Lecture on Percentiles and Measures of Data Dispersion

Jun 25, 2024

Lecture on Percentiles and Measures of Data Dispersion

Introduction to Percentiles

  • Percentile is different from percentage.
  • Definition: Data value where at least 100p% of the data are ≤ it and at least 100(1-p)% are ≥ it.
  • Example: 50th percentile is the median (50% of data ≤ value and 50% of data ≥ it).

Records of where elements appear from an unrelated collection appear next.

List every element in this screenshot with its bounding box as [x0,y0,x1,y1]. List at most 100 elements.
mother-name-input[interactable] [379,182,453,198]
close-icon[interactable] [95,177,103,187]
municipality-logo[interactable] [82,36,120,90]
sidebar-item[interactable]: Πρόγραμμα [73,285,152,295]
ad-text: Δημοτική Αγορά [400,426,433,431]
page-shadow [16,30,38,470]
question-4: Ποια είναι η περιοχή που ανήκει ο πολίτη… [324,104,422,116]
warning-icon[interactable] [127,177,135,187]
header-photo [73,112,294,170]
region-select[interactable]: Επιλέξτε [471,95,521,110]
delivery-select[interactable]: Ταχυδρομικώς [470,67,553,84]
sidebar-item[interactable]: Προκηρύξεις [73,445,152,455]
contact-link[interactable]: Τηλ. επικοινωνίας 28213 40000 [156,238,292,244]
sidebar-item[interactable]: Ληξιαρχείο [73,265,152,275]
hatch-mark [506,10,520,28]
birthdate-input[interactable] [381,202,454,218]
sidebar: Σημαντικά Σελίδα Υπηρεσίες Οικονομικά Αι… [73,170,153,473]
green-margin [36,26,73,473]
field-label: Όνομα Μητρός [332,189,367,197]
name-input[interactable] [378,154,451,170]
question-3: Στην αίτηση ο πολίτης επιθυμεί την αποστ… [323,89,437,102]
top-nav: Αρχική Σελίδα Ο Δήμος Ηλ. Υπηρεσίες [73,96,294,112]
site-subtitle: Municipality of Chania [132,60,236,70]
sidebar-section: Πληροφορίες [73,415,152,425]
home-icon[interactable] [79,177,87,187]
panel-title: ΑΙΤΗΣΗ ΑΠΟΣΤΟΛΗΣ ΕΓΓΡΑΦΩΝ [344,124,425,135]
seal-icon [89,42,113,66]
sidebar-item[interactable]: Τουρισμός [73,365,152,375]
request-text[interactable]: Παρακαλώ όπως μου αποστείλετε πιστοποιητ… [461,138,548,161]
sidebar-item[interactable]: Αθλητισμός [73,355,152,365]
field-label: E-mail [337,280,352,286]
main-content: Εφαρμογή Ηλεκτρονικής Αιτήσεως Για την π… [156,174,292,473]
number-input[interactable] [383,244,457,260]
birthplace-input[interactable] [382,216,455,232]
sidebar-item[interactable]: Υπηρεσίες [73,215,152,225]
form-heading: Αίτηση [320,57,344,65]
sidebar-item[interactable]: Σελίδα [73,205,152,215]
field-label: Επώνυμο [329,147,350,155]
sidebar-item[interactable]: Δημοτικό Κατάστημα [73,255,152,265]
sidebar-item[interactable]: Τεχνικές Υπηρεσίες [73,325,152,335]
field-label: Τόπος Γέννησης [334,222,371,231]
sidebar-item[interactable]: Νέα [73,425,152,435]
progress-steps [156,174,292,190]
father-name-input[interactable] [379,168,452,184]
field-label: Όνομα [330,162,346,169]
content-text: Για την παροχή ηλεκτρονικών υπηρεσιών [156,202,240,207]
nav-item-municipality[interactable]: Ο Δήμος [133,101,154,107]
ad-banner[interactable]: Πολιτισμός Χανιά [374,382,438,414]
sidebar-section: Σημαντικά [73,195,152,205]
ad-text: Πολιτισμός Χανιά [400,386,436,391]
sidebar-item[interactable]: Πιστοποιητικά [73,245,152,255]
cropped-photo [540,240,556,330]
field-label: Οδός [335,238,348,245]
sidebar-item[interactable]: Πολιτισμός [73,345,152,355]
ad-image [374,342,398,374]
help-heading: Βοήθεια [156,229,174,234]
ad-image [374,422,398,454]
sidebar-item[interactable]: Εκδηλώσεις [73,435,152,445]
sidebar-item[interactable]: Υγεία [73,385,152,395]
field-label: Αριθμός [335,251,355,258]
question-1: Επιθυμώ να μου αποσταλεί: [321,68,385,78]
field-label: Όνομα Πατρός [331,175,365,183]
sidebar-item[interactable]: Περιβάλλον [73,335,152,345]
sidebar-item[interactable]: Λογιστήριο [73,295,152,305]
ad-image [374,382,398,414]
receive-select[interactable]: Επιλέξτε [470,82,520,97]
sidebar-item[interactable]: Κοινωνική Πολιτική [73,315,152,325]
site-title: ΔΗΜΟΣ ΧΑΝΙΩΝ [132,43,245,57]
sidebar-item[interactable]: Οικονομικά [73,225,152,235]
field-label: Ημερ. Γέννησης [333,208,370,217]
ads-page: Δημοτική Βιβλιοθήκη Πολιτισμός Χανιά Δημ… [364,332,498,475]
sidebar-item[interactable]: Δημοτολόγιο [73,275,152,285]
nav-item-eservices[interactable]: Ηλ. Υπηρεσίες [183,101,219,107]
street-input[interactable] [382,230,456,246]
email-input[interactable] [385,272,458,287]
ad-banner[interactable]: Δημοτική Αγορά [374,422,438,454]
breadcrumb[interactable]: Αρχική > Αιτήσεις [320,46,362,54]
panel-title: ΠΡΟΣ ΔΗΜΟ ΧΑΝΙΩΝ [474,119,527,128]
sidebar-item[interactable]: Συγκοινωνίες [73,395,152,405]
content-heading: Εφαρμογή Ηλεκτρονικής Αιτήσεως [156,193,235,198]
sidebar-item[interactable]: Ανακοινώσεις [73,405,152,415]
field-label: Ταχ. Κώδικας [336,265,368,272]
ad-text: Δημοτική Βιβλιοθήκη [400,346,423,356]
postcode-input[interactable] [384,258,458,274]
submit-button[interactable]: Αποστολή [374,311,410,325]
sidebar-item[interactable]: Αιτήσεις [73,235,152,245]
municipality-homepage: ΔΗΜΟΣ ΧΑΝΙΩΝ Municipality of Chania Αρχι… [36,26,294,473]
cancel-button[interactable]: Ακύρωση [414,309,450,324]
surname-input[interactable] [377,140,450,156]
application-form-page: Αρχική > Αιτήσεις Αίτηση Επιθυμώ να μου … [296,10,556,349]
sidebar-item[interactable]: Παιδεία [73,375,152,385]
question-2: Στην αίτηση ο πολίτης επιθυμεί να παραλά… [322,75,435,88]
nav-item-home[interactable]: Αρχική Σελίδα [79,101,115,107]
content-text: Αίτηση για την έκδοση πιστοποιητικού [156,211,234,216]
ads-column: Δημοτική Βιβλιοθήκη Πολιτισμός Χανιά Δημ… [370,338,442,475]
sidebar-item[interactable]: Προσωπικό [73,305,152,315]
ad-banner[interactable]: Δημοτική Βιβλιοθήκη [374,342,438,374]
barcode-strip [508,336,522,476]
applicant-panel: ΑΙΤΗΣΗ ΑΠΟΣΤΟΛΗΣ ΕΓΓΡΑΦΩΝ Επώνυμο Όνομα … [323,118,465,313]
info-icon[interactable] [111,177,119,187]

Example of Percentile Calculation

  • 99th Percentile: 100 * 0.99 = 99% of data ≤ value.
  • 1st Percentile: 1% of data ≤ value.
  • Algorithm for Percentile Calculation:
    1. Arrange data in ascending order.
    2. Calculate n * p.
    3. If np is not an integer, find the smallest integer ≥ np (this value is the percentile).
    4. If np is an integer, average the values at positions np and np + 1.

Detailed Examples

  • n = 5, p = 0.5: np = 2.5 → 3rd value (median).
  • n = 6, p = 0.5: np = 3 → Average of values at 3rd and 4th positions.

Using Google Sheets for Percentile Calculation

  • Percentile Function in Google Sheets:
    • Formula: =PERCENTILE(data, p).
    • Example: Percentile for data (B2:B11) and p (C2).
    • Google Sheets uses a slightly different algorithm.

Google Sheets Algorithm for Percentile Calculation

  1. Arrange data in ascending order.
  2. Calculate rank: p * (n - 1) + 1.
  3. Split rank into integer and fractional parts.
  4. Compute ordered data value for integer part.
  5. Calculate percentile value: xi + fractional part * (xi+1 - xi).

Importance of Percentiles in Data Analysis

  • Quartiles:
    • 25th percentile (Q1): First quartile
    • 50th percentile (Q2): Median or second quartile
    • 75th percentile (Q3): Third quartile
  • Five Number Summary: Minimum, Q1, Median, Q3, Maximum.

Quartiles and Interquartile Range (IQR)

  • Breaks the data set into four parts.
  • Interquartile Range (IQR): Difference between Q3 and Q1, a measure of dispersion.

Conclusion

  • Covered definitions and computations of percentiles, quartiles, and measures of dispersion.
  • Example calculations and use of Google Sheets.
  • Introduction to the next topic: Association between two variables.